AOPA is telling FAA Administrator Jane Garvey to rescind the temporary flight restriction (TFR) area over downtown Chicago. By continuing the TFR, "The FAA is tacitly endorsing the use of wholesale airspace restrictions to address a perception that general aviation poses a threat to the citizens of Chicago or other large metropolitan areas," AOPA President Phil Boyer wrote in an April 2 letter to the administrator. "This sets a troubling and unacceptable precedent that essentially abdicates airspace control to local authorities." AOPA questioned why the FAA would extend the TFR when security officials have confirmed that there is no credible threat to any Chicago buildings or landmarks.
The TFR was supposed to expire today (April 2), but the notam has not been rescinded. For the past six months since the September 11 terror attacks, general aviation aircraft have been prohibited from operating over Chicago, despite the fact that no credible threat has ever been established.

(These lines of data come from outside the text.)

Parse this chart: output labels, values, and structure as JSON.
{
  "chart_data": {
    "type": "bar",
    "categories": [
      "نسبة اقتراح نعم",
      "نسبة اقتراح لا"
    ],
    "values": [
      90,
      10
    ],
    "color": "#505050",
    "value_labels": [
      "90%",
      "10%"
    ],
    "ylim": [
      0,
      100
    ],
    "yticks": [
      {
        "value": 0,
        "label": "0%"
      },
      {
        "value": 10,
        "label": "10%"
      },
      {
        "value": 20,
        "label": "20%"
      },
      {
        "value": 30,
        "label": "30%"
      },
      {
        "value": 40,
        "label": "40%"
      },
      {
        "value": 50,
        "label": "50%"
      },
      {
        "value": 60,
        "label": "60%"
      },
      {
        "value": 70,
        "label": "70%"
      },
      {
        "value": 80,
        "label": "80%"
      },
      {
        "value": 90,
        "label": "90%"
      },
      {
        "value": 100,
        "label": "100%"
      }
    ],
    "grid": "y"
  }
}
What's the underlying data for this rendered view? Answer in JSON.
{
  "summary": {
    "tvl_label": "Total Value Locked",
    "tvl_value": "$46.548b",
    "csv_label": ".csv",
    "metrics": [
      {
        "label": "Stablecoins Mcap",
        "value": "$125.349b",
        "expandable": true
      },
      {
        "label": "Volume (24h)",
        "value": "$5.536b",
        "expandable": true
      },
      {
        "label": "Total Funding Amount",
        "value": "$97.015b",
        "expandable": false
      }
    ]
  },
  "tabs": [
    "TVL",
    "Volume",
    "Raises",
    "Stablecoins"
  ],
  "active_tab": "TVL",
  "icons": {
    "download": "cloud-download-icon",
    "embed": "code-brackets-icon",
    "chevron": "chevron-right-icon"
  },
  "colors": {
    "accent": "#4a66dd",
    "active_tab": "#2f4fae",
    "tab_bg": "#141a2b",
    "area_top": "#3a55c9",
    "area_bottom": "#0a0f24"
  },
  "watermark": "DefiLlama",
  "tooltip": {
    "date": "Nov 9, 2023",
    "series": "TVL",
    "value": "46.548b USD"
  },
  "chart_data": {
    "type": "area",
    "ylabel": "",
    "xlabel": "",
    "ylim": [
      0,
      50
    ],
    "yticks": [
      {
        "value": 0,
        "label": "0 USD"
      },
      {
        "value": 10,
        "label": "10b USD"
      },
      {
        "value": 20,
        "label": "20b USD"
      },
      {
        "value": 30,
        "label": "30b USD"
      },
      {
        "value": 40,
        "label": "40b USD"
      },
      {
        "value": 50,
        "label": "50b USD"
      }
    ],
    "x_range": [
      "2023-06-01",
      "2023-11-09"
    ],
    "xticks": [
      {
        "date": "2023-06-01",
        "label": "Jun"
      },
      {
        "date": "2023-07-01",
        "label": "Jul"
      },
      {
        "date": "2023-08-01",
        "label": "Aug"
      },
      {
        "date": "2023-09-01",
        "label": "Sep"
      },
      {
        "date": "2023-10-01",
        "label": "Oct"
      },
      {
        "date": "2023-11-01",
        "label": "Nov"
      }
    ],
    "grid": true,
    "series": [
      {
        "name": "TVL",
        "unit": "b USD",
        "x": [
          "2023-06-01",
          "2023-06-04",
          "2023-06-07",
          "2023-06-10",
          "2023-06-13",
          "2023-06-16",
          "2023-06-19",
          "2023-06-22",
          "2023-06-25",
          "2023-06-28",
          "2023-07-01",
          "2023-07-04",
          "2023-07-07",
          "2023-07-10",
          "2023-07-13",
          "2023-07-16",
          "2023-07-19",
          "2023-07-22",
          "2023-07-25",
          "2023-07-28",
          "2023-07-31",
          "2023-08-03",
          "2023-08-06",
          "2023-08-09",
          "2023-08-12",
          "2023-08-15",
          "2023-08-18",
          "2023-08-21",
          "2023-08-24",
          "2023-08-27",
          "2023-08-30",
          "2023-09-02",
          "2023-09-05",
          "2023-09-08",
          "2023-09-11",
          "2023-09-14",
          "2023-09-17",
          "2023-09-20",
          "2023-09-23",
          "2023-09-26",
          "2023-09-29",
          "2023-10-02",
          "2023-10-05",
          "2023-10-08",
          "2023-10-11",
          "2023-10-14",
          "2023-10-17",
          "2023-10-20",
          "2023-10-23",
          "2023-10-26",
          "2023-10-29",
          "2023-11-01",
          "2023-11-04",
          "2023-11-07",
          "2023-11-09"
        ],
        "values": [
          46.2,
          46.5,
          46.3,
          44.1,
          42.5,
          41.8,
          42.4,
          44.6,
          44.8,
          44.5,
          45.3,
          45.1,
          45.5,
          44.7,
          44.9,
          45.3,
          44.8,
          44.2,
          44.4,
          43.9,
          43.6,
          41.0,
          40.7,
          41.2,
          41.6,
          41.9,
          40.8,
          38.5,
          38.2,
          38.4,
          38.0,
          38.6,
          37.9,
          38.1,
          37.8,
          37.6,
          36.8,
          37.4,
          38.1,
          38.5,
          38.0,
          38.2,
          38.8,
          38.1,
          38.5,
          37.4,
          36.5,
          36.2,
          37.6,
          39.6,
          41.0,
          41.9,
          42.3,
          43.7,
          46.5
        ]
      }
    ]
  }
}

The FAA originally instituted the TFR in response to pressure from city officials in a misguided attempt to mollify anxiety expressed by some citizens. In his letter, Boyer noted that the continuation of the Chicago TFR was in direct contrast to the easing of other post-9/11 security restrictions around the city. For example, Chicago recently removed concrete barriers around the city's federal plaza, and public gatherings are once again permitted in the mall area.